Most of the commands we will initially need are accessible through the docker services command:
$ docker service
<snip>
Commands:
create Create a new service
inspect Display detailed information on one or more services
logs Fetch the logs of a service or task
ls List services
ps List the tasks of one or more services
rm Remove one or more services
scale Scale one or multiple replicated services
update Update a service
We will now try to get some sort of service running on our Swarm, but since we are just exploring how all this works, we can use a very slimmed down (and a very insecure) version of our Python web server from Chapter 2, Rolling Up the Sleeves. Create a new folder and add this to a new Dockerfile:
FROM python:3
ENV SRV_PATH=/srv/www/html
EXPOSE 8000
RUN mkdir -p $SRV_PATH &&
groupadd -r -g 350 pythonsrv &&
useradd -r -m -u 350 -g 350 pythonsrv &&
echo "Test file content" > $SRV_PATH/test.txt &&
chown -R pythonsrv:pythonsrv $SRV_PATH
WORKDIR $SRV_PATH
CMD [ "python3", "-m", "http.server" ]
Let's build it so that our local registry has an image to pull from when we define our service:
$ docker build -t simple_server .
With the image in place, let's deploy it on our swarm:
$ docker service create --detach=true
--name simple-server
-p 8000:8000
simple_server
image simple_server could not be accessed on a registry to record
its digest. Each node will access simple_server independently,
possibly leading to different nodes running different
versions of the image.
z0z90wgylcpf11xxbm8knks9m
$ docker service ls
ID NAME MODE REPLICAS IMAGE PORTS
z0z90wgylcpf simple-server replicated 1/1 simple_server *:8000->8000/tcp
If we check out http://127.0.0.1:8000, we can see that our service is running! Let's see this:
If we scale this service to three instances, we can see how our orchestration tool is handling the state transitions:
$ docker service scale simple-server=3
image simple_server could not be accessed on a registry to record
its digest.

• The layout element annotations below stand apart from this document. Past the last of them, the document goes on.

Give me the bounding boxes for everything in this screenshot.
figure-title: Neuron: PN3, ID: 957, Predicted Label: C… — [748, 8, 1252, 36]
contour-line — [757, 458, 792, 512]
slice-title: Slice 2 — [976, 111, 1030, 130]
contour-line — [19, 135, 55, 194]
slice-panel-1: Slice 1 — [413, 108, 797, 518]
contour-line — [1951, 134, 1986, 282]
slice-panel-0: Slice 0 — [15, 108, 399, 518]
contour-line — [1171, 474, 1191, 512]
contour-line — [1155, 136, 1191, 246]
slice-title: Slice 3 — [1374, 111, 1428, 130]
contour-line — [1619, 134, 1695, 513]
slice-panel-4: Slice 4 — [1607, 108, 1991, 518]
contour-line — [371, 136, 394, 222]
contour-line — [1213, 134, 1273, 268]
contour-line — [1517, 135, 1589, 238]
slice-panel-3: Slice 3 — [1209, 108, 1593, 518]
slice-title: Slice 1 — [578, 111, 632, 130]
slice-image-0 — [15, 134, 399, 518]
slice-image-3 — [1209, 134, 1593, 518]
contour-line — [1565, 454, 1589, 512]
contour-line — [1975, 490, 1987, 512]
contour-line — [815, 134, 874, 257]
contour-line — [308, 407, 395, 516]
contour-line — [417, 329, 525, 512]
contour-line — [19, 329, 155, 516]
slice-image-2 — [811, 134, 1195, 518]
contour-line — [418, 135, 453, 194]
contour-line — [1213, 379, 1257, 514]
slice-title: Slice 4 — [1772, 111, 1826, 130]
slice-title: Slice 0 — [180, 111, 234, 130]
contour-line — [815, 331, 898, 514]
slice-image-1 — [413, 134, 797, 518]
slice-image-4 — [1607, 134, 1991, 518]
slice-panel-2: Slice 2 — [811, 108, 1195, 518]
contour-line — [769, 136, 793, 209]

Each node will access simple_server independently,
possibly leading to different nodes running different
versions of the image.
simple-server scaled to 3
$ docker service ls
ID NAME MODE REPLICAS IMAGE PORTS
z0z90wgylcpf simple-server replicated 2/3 simple_server *:8000->8000/tcp
$ # After waiting a bit, let's see if we have 3 instances now
$ docker service ls
ID NAME MODE REPLICAS IMAGE PORTS
z0z90wgylcpf simple-server replicated 3/3 simple_server *:8000->8000/tcp
$ # You can even use regular container commands to see it
$ docker ps --format 'table {{.ID}} {{.Image}} {{.Ports}}'
CONTAINER ID IMAGE PORTS
0c9fdf88634f simple_server:latest 8000/tcp
98d158f82132 simple_server:latest 8000/tcp
9242a969632f simple_server:latest 8000/tcp
You can see how this is adjusting the container instances to fit our specified parameters. What if we now add something in the mix that will happen in real life-a container death:
$ docker ps --format 'table {{.ID}} {{.Image}} {{.Ports}}'
CONTAINER ID IMAGE PORTS
0c9fdf88634f simple_server:latest 8000/tcp
98d158f82132 simple_server:latest 8000/tcp
9242a969632f simple_server:latest 8000/tcp
$ docker kill 0c9fdf88634f
0c9fdf88634f
$ # We should only now have 2 containers
$ docker ps --format 'table {{.ID}} {{.Image}} {{.Ports}}'
CONTAINER ID IMAGE PORTS
98d158f82132 simple_server:latest 8000/tcp
9242a969632f simple_server:latest 8000/tcp
$ # Wait a few seconds and try again
$ docker ps --format 'table {{.ID}} {{.Image}} {{.Ports}}'
CONTAINER ID IMAGE PORTS
d98622eaabe5 simple_server:latest 8000/tcp
98d158f82132 simple_server:latest 8000/tcp
9242a969632f simple_server:latest 8000/tcp
$ docker service ls
ID NAME MODE REPLICAS IMAGE PORTS
z0z90wgylcpf simple-server replicated 3/3 simple_server *:8000->8000/tcp
As you can see, the swarm will bounce back up like nothing happened, and this is exactly why containerization is so powerful: not only can we spread processing tasks among many machines and flexibly scale the throughput, but with identical services we don't really care very much if some (hopefully small) percentage of services dies, as the framework will make it completely seamless for the client. With the built-in service discovery of Docker Swarm, the load balancer will shift the connection to whatever container is running/available so anyone trying to connect to our server should not see much of a difference.